For me, I knew as soon as we lost this little one that he or she needed a name. I needed a way to keep her memory alive.

It’s easier for me to remember Landon. I was able to bond with him over the course of seven months; I held his warm body in my arms, and later watched as it was lowered into the soft earth. In that sense, it’s more difficult with this loss. I have very few tangible memories.

Our family is (and will continue to be) very open about our loss. It didn’t feel right for us to speak about Landon by name and forever call this other little one, “the baby we miscarried.” To me, a name is more than just a mark of identification – it’s a gift of love. Although I only knew about this tiny babe for four weeks, I cherished her and loved her all the same.

And so, my husband and I came up with the Swedish word: Kära (pronounced Sher-ra). This word was plucked from the phrase “Min Kära,” meaning in English, “My dear.”

While we don’t know whether we lost a boy or a girl, my husband and two-year-old both felt from the start that it was a girl. I too find that when writing about this baby, I naturally begin using female pronouns. While Kära is not an official “name” and therefore gender neutral, I do feel that it’s a beautiful fit for our daughter.

My dear one, my Kära.

This is so much more than just a name. This is my way to love, cherish, and remember this precious, little one. This is my way to say that, “You were here. You are a part of our family and you will not be forgotten.” 

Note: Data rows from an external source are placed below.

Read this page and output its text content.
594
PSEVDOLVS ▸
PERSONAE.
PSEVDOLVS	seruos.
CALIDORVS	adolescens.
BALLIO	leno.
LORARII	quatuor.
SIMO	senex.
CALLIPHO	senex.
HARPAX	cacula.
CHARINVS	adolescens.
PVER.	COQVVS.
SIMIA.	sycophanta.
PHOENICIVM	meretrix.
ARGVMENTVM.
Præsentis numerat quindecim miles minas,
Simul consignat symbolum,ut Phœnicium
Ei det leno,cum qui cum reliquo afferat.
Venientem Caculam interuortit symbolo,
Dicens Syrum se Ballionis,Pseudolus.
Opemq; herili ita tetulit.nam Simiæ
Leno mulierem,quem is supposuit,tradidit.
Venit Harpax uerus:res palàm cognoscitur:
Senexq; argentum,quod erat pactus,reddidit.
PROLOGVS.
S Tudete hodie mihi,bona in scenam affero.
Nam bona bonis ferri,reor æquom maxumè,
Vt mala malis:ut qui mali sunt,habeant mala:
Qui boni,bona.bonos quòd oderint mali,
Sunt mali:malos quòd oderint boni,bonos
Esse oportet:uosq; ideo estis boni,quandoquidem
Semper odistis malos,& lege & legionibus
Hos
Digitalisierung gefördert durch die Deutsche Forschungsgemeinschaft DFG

It only took a month for my heart to be profoundly joined to this little life, my dear Kära. This is just one way that I chose to remember her; one way that I chose to hold her tight.

 


We all express our grief in different ways, what are your thoughts on naming miscarried little ones? 

3 Comments

  1. Susan says:

    I think it’s a lovely idea. When I miscarried, I think the thing I felt most is that no one else knew this baby and no-one was going to miss this baby but me. It is a very isolating feeling. Plus you didn’t talk too much about that stuff back then. It just made the grieving process harder to deal with and work through.
    We still talk about ‘her’ as our daughter (although we don’t know that for sure) 🙂 and I feel like we need to do one of those remembrance walks still, to honour and finish processing the loss.
    I still have dreams about ‘losing’ a baby, as in misplacing it, and I’m searching and searching for that baby, and can’t find it. My SIL has those same dreams and she also miscarried. We still talk about it after all these years. It’s part of the fabric of our lives.
    We know that God knows and loves these babies and holds them close.
    God bless and many hugs and prayers as you work through this different but very real loss. xoxo

    Like

    • Thank you Susan for such an honest and open response! I love the idea of doing a remembrance walk. I think the fact that you still dream about her is a beautiful reminder of how closely we hold these little ones in our hearts, no matter the years that separate us. Thanks again for sharing – I find it so refreshing to gather in community with women who are genuinely open about their experience with loss.